Sheldon Adelson utilise une fondation dite de bienfaisance : Adelson Foundation pour diverses opérations. En juillet 2014, le magazine Forbes évaluait sa fortune à 36,4 milliards de dollars. C’est aussi un des financiers du Parti républicain aux Etats-Unis. (Rédaction A l’Encontre)
[2] Les forces spéciales israéliennes, dites forces « antiterroristes », au prétexte qu’elles avaient été visées par des tirs de celui qui était soupçonné d’avoir blessé par balles le rabbin Yeuda Glick (voir note 3), Muatnaz Hijazi, âgé de 32 ans, l’ont abattu. Cela est le récit donné par le porte-parole de ces forces : Micky Rosenfeld. Le récit de la femme de Muatnaz Hijazi, qui avait connu les prisons israéliennes, diffère de manière notoire ; elle décrit, de fait, un vrai massacre, qui ne sera pas soumis à enquête, évidemment. (Rédaction A l’Encontre)
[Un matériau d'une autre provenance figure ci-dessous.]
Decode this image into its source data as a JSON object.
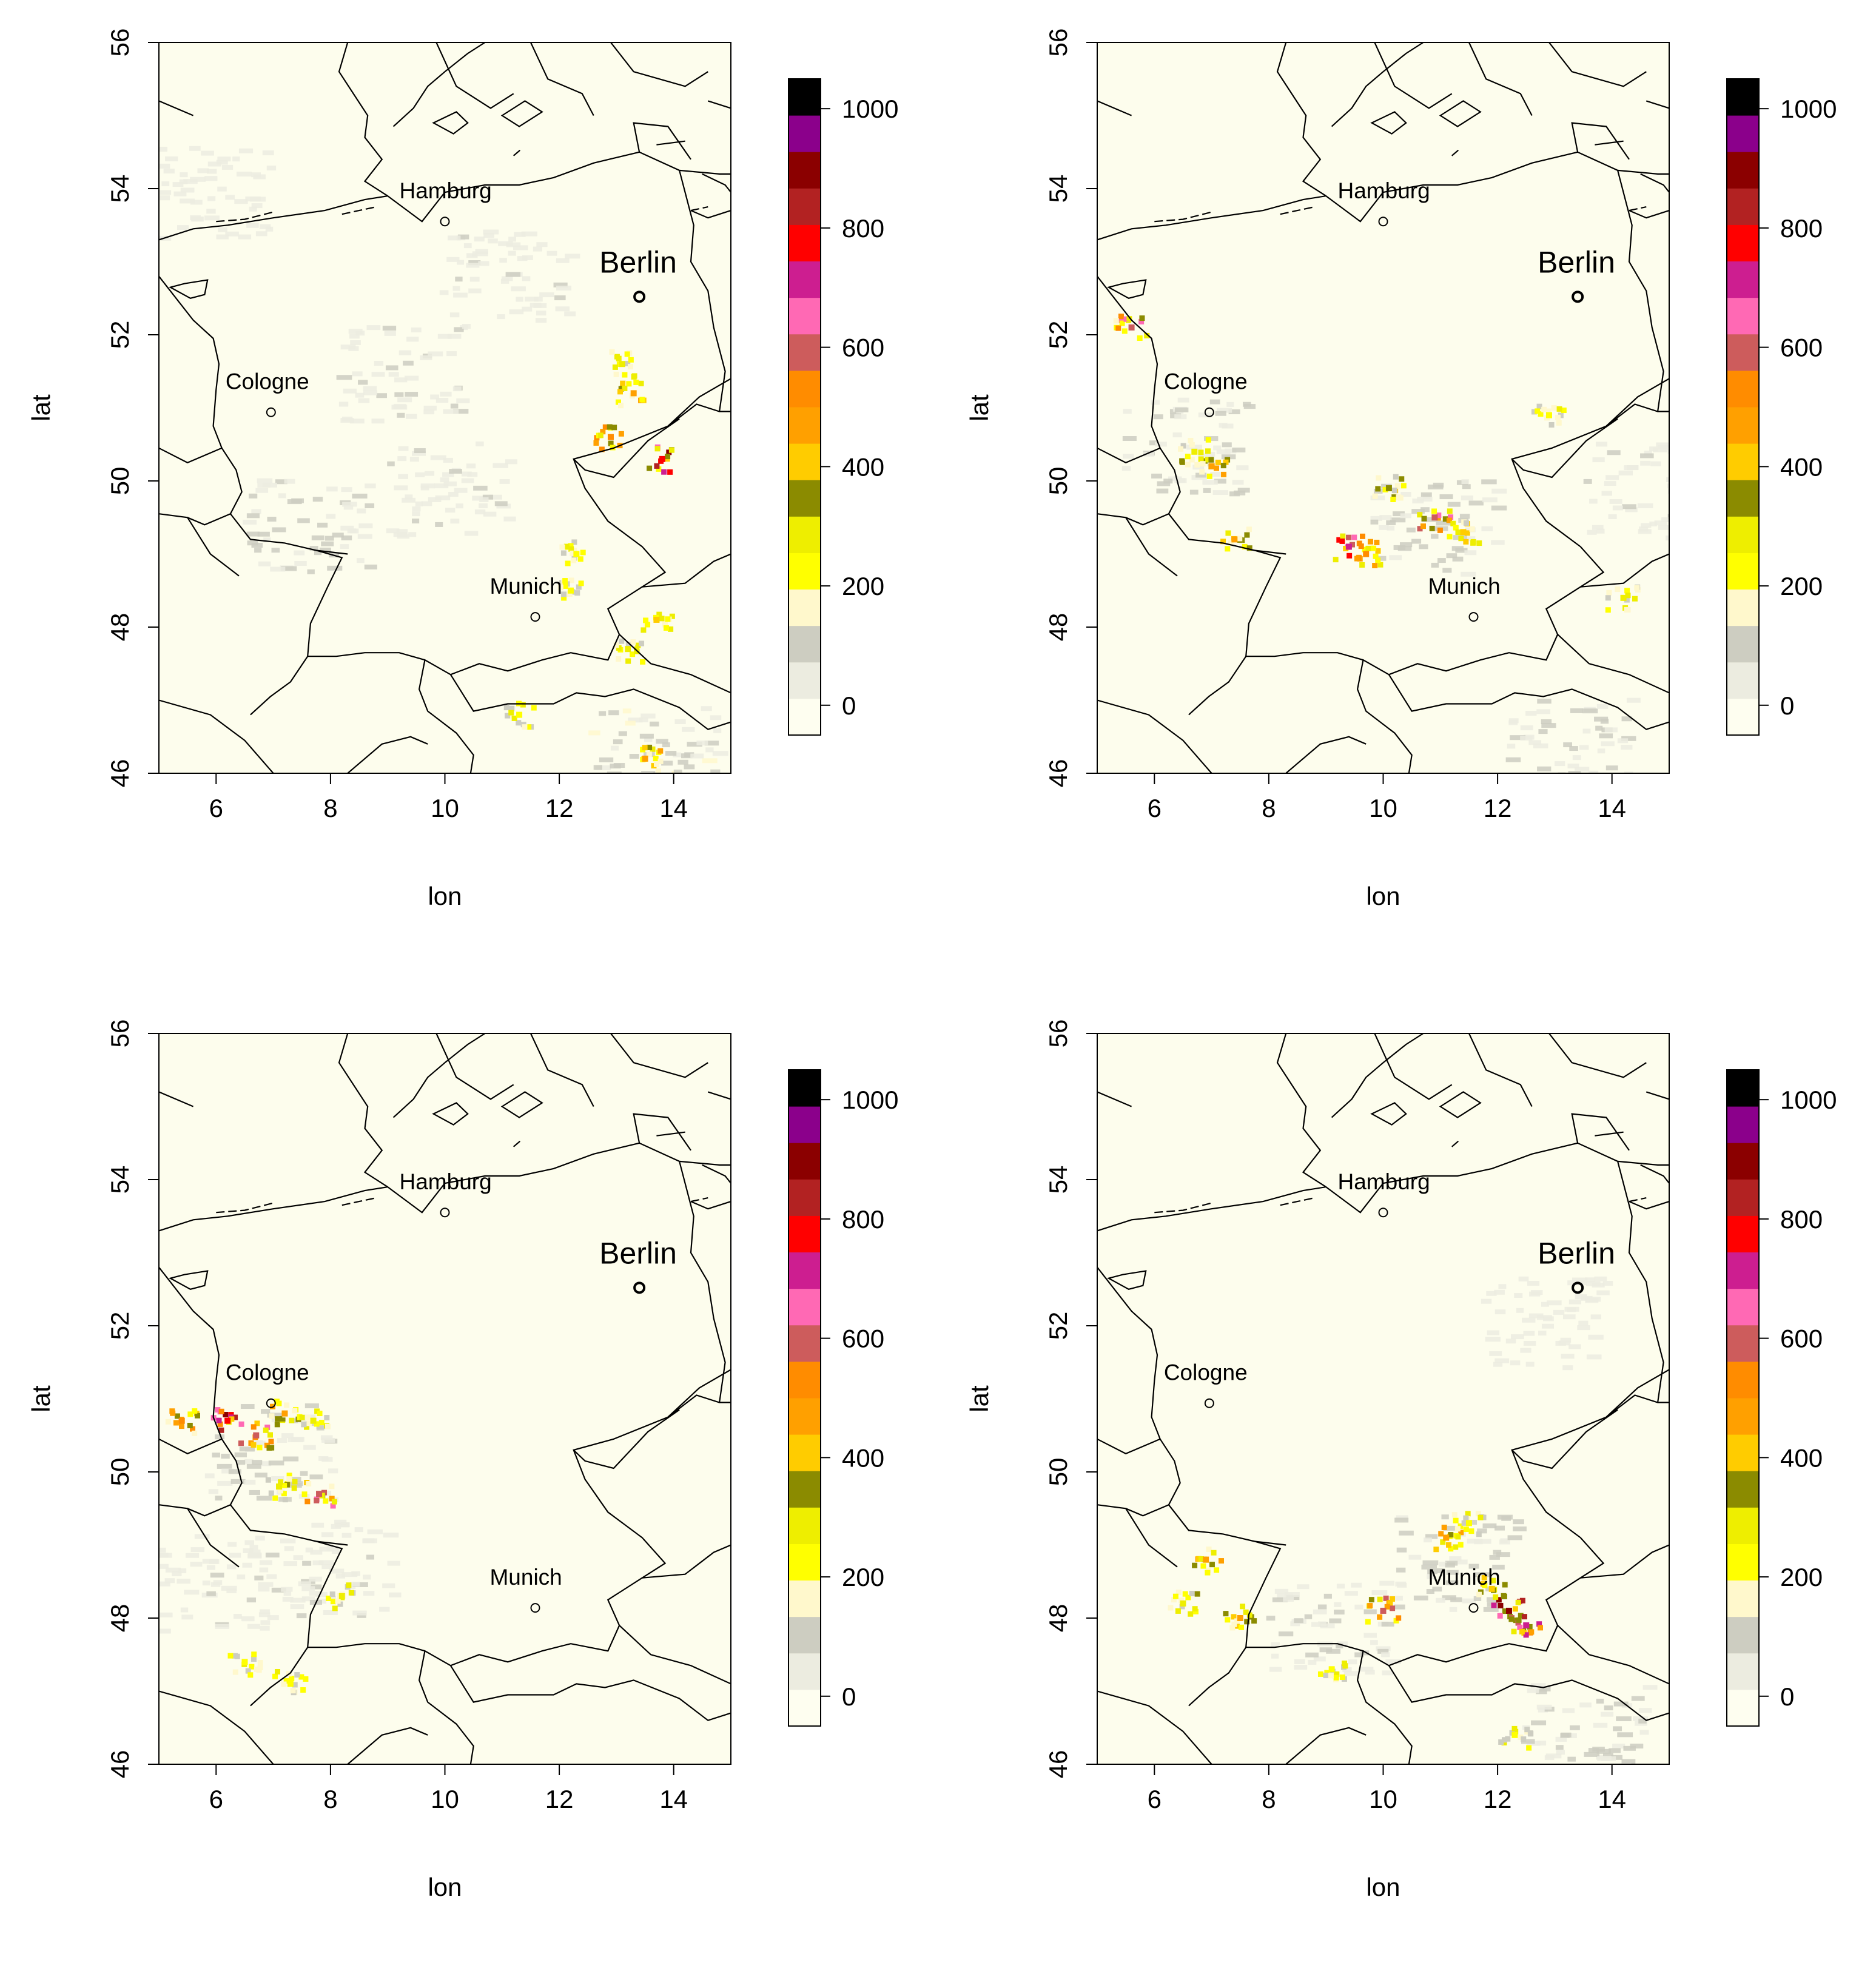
{
  "chart_data": [
    {
      "type": "heatmap",
      "xlabel": "lon",
      "ylabel": "lat",
      "xlim": [
        5,
        15
      ],
      "ylim": [
        46,
        56
      ],
      "x_ticks": [
        "6",
        "8",
        "10",
        "12",
        "14"
      ],
      "y_ticks": [
        "46",
        "48",
        "50",
        "52",
        "54",
        "56"
      ],
      "colorbar": {
        "ticks": [
          "0",
          "200",
          "400",
          "600",
          "800",
          "1000"
        ],
        "range": [
          -50,
          1050
        ]
      },
      "cities": [
        {
          "name": "Hamburg",
          "lon": 10.0,
          "lat": 53.55,
          "large": false
        },
        {
          "name": "Berlin",
          "lon": 13.4,
          "lat": 52.52,
          "large": true
        },
        {
          "name": "Cologne",
          "lon": 6.96,
          "lat": 50.94,
          "large": false
        },
        {
          "name": "Munich",
          "lon": 11.58,
          "lat": 48.14,
          "large": false
        }
      ],
      "hotspots": [
        {
          "lon": 13.1,
          "lat": 51.6,
          "value": 300
        },
        {
          "lon": 13.3,
          "lat": 51.2,
          "value": 450
        },
        {
          "lon": 12.9,
          "lat": 50.6,
          "value": 500
        },
        {
          "lon": 13.8,
          "lat": 50.3,
          "value": 800
        },
        {
          "lon": 13.2,
          "lat": 47.7,
          "value": 300
        },
        {
          "lon": 13.7,
          "lat": 48.1,
          "value": 400
        },
        {
          "lon": 12.2,
          "lat": 48.5,
          "value": 250
        },
        {
          "lon": 11.3,
          "lat": 46.8,
          "value": 250
        },
        {
          "lon": 13.5,
          "lat": 46.2,
          "value": 450
        },
        {
          "lon": 12.3,
          "lat": 49.0,
          "value": 250
        }
      ],
      "gray_bands": [
        {
          "lon": 7.5,
          "lat": 49.4,
          "value": 80
        },
        {
          "lon": 9.2,
          "lat": 51.5,
          "value": 70
        },
        {
          "lon": 11.0,
          "lat": 52.8,
          "value": 60
        },
        {
          "lon": 13.6,
          "lat": 46.4,
          "value": 110
        },
        {
          "lon": 10.0,
          "lat": 49.9,
          "value": 60
        },
        {
          "lon": 5.8,
          "lat": 54.0,
          "value": 50
        }
      ]
    },
    {
      "type": "heatmap",
      "xlabel": "lon",
      "ylabel": "lat",
      "xlim": [
        5,
        15
      ],
      "ylim": [
        46,
        56
      ],
      "x_ticks": [
        "6",
        "8",
        "10",
        "12",
        "14"
      ],
      "y_ticks": [
        "46",
        "48",
        "50",
        "52",
        "54",
        "56"
      ],
      "colorbar": {
        "ticks": [
          "0",
          "200",
          "400",
          "600",
          "800",
          "1000"
        ],
        "range": [
          -50,
          1050
        ]
      },
      "cities": [
        {
          "name": "Hamburg",
          "lon": 10.0,
          "lat": 53.55,
          "large": false
        },
        {
          "name": "Berlin",
          "lon": 13.4,
          "lat": 52.52,
          "large": true
        },
        {
          "name": "Cologne",
          "lon": 6.96,
          "lat": 50.94,
          "large": false
        },
        {
          "name": "Munich",
          "lon": 11.58,
          "lat": 48.14,
          "large": false
        }
      ],
      "hotspots": [
        {
          "lon": 5.6,
          "lat": 52.1,
          "value": 600
        },
        {
          "lon": 6.7,
          "lat": 50.4,
          "value": 300
        },
        {
          "lon": 7.0,
          "lat": 50.2,
          "value": 450
        },
        {
          "lon": 7.4,
          "lat": 49.2,
          "value": 450
        },
        {
          "lon": 9.4,
          "lat": 49.1,
          "value": 700
        },
        {
          "lon": 10.1,
          "lat": 49.9,
          "value": 350
        },
        {
          "lon": 10.9,
          "lat": 49.5,
          "value": 600
        },
        {
          "lon": 11.4,
          "lat": 49.3,
          "value": 400
        },
        {
          "lon": 9.7,
          "lat": 49.0,
          "value": 500
        },
        {
          "lon": 14.2,
          "lat": 48.4,
          "value": 300
        },
        {
          "lon": 12.9,
          "lat": 50.9,
          "value": 250
        }
      ],
      "gray_bands": [
        {
          "lon": 10.8,
          "lat": 49.4,
          "value": 90
        },
        {
          "lon": 6.5,
          "lat": 50.5,
          "value": 80
        },
        {
          "lon": 13.2,
          "lat": 46.4,
          "value": 90
        },
        {
          "lon": 14.6,
          "lat": 49.9,
          "value": 60
        }
      ]
    },
    {
      "type": "heatmap",
      "xlabel": "lon",
      "ylabel": "lat",
      "xlim": [
        5,
        15
      ],
      "ylim": [
        46,
        56
      ],
      "x_ticks": [
        "6",
        "8",
        "10",
        "12",
        "14"
      ],
      "y_ticks": [
        "46",
        "48",
        "50",
        "52",
        "54",
        "56"
      ],
      "colorbar": {
        "ticks": [
          "0",
          "200",
          "400",
          "600",
          "800",
          "1000"
        ],
        "range": [
          -50,
          1050
        ]
      },
      "cities": [
        {
          "name": "Hamburg",
          "lon": 10.0,
          "lat": 53.55,
          "large": false
        },
        {
          "name": "Berlin",
          "lon": 13.4,
          "lat": 52.52,
          "large": true
        },
        {
          "name": "Cologne",
          "lon": 6.96,
          "lat": 50.94,
          "large": false
        },
        {
          "name": "Munich",
          "lon": 11.58,
          "lat": 48.14,
          "large": false
        }
      ],
      "hotspots": [
        {
          "lon": 5.4,
          "lat": 50.7,
          "value": 500
        },
        {
          "lon": 6.2,
          "lat": 50.7,
          "value": 800
        },
        {
          "lon": 6.7,
          "lat": 50.5,
          "value": 600
        },
        {
          "lon": 7.2,
          "lat": 50.8,
          "value": 450
        },
        {
          "lon": 7.7,
          "lat": 50.7,
          "value": 300
        },
        {
          "lon": 7.1,
          "lat": 49.8,
          "value": 300
        },
        {
          "lon": 7.8,
          "lat": 49.7,
          "value": 600
        },
        {
          "lon": 8.2,
          "lat": 48.3,
          "value": 300
        },
        {
          "lon": 6.5,
          "lat": 47.4,
          "value": 250
        },
        {
          "lon": 7.3,
          "lat": 47.1,
          "value": 250
        }
      ],
      "gray_bands": [
        {
          "lon": 6.9,
          "lat": 50.3,
          "value": 90
        },
        {
          "lon": 6.0,
          "lat": 48.5,
          "value": 60
        },
        {
          "lon": 8.0,
          "lat": 48.7,
          "value": 60
        }
      ]
    },
    {
      "type": "heatmap",
      "xlabel": "lon",
      "ylabel": "lat",
      "xlim": [
        5,
        15
      ],
      "ylim": [
        46,
        56
      ],
      "x_ticks": [
        "6",
        "8",
        "10",
        "12",
        "14"
      ],
      "y_ticks": [
        "46",
        "48",
        "50",
        "52",
        "54",
        "56"
      ],
      "colorbar": {
        "ticks": [
          "0",
          "200",
          "400",
          "600",
          "800",
          "1000"
        ],
        "range": [
          -50,
          1050
        ]
      },
      "cities": [
        {
          "name": "Hamburg",
          "lon": 10.0,
          "lat": 53.55,
          "large": false
        },
        {
          "name": "Berlin",
          "lon": 13.4,
          "lat": 52.52,
          "large": true
        },
        {
          "name": "Cologne",
          "lon": 6.96,
          "lat": 50.94,
          "large": false
        },
        {
          "name": "Munich",
          "lon": 11.58,
          "lat": 48.14,
          "large": false
        }
      ],
      "hotspots": [
        {
          "lon": 12.2,
          "lat": 48.1,
          "value": 900
        },
        {
          "lon": 12.5,
          "lat": 47.9,
          "value": 700
        },
        {
          "lon": 11.9,
          "lat": 48.4,
          "value": 400
        },
        {
          "lon": 10.0,
          "lat": 48.1,
          "value": 600
        },
        {
          "lon": 11.1,
          "lat": 49.1,
          "value": 450
        },
        {
          "lon": 11.5,
          "lat": 49.3,
          "value": 250
        },
        {
          "lon": 7.5,
          "lat": 48.0,
          "value": 450
        },
        {
          "lon": 6.9,
          "lat": 48.8,
          "value": 450
        },
        {
          "lon": 6.5,
          "lat": 48.2,
          "value": 300
        },
        {
          "lon": 12.3,
          "lat": 46.4,
          "value": 250
        },
        {
          "lon": 9.1,
          "lat": 47.3,
          "value": 250
        }
      ],
      "gray_bands": [
        {
          "lon": 11.2,
          "lat": 48.8,
          "value": 90
        },
        {
          "lon": 9.0,
          "lat": 47.9,
          "value": 70
        },
        {
          "lon": 13.5,
          "lat": 46.5,
          "value": 80
        },
        {
          "lon": 12.8,
          "lat": 52.1,
          "value": 50
        }
      ]
    }
  ]
}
[3] Mardi soir, le 28 octobre, le rabbin Yehuda Glick, ultra-droite sioniste immigré en Israël depuis les Etats-Unis, a été touché par plusieurs balles. Il venait de participer à un rassemblement pour l’accès des pèlerins juifs à l’Esplanade des Mosquées. Cette provocation s’inscrit dans sa campagne pour la Reconstruction du Troisième Temple de Jérusalem, sur ledit Mont du Temple, sis sur l’Esplanade des Mosquées où se trouvent le dôme du Rocher et la mosquée Al Aqsa (appelée parfois, ce qui est contesté au plan historiographique, mosquée d’Omar). Ce projet est aussi soutenu, pour des raisons particulières, par des évangélistes et des chrétiens sionistes. (Réd. A l’Encontre)
[4] Mercredi 22 octobre, une voiture a foncé sur des personnes attendant à un arrêt de tramway. Le gouvernement israélien parle d’une attaque terroriste. Il a accusé le conducteur, un Palestinien de Jérusalem-Est, d’être membre du Hamas ! L’homme a succombé à ses blessures, selon une porte-parole de l’hôpital Shaarei Tsedek de Jérusalem. (Rédaction A l’Encontre).